Correction: the original version of this story mis-identified the swimmer. We regret the error and it has been updated.
Pulling on the laneline is a part of the culture of swimming. And every time you’re caught doing it, the exchange goes something like this:
- Coach: Are you going to pull on the lanerope in the meet too?
- Swimmer: Coach, I promise I won’t do it in a meet, chill
- Coach: Then don’t do it in practice!
But…what if it happened? At the Olympic Games?
SwimSwam’s eagle-eyed readers noticed on a slow-motion replay of heat 2 of the men’s 200 freestyle on Sunday evening in Tokyo that one swimmer, Israel’s Denis Loktev, appeared to grab the lanerope going into his turn.
There are very few things that can cause a disqualification in freestyle swimming, but pulling on the lanerope is one of them.

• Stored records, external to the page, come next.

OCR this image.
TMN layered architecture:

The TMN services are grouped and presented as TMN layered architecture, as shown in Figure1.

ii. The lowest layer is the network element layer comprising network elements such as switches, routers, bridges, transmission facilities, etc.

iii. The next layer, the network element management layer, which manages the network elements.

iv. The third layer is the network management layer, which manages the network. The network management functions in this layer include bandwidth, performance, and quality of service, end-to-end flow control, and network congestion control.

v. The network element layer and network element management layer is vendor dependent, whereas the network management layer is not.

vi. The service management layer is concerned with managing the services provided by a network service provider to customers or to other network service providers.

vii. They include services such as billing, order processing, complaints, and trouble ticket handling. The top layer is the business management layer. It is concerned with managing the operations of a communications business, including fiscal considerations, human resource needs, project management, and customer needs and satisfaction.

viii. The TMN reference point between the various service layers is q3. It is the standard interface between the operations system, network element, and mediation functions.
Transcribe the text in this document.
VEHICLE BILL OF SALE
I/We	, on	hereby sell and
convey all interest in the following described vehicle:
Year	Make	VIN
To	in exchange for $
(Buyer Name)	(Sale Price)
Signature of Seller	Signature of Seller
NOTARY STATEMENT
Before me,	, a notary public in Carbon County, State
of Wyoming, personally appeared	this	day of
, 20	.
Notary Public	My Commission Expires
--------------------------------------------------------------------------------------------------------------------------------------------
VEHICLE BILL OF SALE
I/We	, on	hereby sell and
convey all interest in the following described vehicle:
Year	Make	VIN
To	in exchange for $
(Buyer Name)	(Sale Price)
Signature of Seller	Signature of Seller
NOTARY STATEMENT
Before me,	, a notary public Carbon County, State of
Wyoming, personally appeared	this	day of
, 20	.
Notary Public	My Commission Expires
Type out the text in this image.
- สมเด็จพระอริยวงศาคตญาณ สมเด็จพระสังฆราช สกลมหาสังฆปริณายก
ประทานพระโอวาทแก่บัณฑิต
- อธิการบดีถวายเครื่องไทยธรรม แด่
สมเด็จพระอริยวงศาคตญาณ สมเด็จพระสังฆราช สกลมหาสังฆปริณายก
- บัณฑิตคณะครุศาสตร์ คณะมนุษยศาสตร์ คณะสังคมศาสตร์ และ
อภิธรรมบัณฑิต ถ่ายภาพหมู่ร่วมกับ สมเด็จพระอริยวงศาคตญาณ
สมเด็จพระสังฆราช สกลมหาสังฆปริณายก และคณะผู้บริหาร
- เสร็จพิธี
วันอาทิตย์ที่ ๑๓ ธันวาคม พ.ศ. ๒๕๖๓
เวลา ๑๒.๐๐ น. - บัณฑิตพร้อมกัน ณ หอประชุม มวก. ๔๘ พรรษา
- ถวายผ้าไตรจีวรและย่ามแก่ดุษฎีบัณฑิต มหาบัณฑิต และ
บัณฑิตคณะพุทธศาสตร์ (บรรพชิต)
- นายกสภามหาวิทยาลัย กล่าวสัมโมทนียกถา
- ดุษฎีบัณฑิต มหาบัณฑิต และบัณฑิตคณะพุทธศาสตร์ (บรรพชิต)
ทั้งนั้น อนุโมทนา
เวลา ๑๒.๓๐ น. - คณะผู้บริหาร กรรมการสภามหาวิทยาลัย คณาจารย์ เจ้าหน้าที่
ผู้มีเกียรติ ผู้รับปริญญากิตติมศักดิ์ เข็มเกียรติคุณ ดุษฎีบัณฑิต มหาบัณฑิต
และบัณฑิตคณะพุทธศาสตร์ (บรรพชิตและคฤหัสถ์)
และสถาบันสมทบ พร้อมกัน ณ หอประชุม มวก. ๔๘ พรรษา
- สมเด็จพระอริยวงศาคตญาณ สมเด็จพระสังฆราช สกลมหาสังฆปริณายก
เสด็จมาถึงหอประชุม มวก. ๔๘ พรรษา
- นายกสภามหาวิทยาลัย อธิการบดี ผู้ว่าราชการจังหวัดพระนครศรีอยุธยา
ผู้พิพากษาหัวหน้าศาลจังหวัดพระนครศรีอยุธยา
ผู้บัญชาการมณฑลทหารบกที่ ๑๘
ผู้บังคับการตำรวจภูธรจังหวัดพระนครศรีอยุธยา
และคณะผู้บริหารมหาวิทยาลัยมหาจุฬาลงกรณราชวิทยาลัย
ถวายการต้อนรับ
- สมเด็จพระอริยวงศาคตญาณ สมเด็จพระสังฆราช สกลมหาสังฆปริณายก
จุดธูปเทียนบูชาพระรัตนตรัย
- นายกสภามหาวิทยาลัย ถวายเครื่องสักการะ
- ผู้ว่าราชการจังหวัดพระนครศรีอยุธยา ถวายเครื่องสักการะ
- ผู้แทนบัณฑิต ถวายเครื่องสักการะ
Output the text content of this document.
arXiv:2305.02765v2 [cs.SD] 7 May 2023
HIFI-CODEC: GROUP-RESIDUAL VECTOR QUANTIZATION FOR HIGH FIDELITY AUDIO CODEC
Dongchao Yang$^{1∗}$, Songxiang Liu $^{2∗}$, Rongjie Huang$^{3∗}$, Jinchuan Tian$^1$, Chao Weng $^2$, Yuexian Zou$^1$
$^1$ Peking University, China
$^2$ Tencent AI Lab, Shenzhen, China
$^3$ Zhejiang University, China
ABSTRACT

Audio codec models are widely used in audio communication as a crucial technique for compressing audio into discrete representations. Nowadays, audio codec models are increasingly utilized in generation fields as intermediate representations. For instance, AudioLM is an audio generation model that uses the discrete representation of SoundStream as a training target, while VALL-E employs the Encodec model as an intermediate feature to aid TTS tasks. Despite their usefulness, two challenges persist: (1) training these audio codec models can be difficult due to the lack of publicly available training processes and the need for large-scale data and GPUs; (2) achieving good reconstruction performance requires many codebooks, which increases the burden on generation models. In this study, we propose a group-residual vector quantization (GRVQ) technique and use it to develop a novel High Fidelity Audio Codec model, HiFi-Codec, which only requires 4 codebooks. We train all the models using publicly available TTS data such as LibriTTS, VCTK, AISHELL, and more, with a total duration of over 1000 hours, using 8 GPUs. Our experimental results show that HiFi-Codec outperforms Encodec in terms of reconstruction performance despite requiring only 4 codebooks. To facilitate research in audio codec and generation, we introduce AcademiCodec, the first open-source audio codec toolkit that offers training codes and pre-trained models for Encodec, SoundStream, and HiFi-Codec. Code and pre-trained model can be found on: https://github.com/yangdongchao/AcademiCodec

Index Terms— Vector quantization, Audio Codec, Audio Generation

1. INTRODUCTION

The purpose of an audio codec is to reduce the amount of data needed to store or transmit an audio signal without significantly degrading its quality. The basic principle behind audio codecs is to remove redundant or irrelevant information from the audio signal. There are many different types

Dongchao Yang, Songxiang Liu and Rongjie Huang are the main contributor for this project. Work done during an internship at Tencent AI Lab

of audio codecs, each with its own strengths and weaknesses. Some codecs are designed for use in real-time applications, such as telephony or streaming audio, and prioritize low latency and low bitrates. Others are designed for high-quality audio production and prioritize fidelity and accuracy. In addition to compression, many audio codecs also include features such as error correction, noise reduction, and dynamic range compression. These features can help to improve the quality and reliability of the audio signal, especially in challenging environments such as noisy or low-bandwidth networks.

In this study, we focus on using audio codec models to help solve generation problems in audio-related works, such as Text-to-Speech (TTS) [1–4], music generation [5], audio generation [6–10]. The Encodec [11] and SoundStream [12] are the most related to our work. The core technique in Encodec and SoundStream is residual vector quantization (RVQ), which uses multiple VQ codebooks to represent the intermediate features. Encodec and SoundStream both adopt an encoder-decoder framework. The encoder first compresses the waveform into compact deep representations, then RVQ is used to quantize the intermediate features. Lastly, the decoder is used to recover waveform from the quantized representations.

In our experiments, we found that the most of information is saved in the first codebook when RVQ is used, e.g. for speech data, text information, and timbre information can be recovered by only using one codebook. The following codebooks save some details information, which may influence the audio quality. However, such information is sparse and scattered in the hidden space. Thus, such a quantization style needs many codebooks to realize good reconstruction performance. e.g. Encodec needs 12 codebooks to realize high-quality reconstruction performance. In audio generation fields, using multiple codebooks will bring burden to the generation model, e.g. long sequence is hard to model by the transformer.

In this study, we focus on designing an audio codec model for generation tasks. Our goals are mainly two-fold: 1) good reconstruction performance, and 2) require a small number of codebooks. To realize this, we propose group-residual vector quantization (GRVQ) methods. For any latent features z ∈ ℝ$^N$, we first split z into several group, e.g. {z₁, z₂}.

No full-speed replay of the same angle has been located to see the real force of the pull, though there is a zoomed-out view of the same. In reality, it probably didn’t make much difference – this appears to be more of a situation where he was swimming to close to the rope, his hand caught the buoy, and he just gave it a little tug. Be that it was going into a turn, the benefit was probably minimal anyway.
But, by the letter of the law, this could be called. The rules as written don’t allow for any judgement on intent, just on the action. The rule is, simply:
SW 10.6 Pulling on the lane rope is not allowed.
These are the first Olympic Games using video review in swimming, but video review can only be used extensively only to overturn a call. According to FINA’s pre-meet reservation, the video review official can initiate a call, but it must be on first viewing. Then the second referee then must confirm it. So Loktev escaped on an official’s decision, or miss, that the small tug was not in violation.
See the video of the pull below, first in slow motion then in full speed.
Loktev finished 5th in his heat in 1:47.58 and 27th overall to miss the semifinals of the event.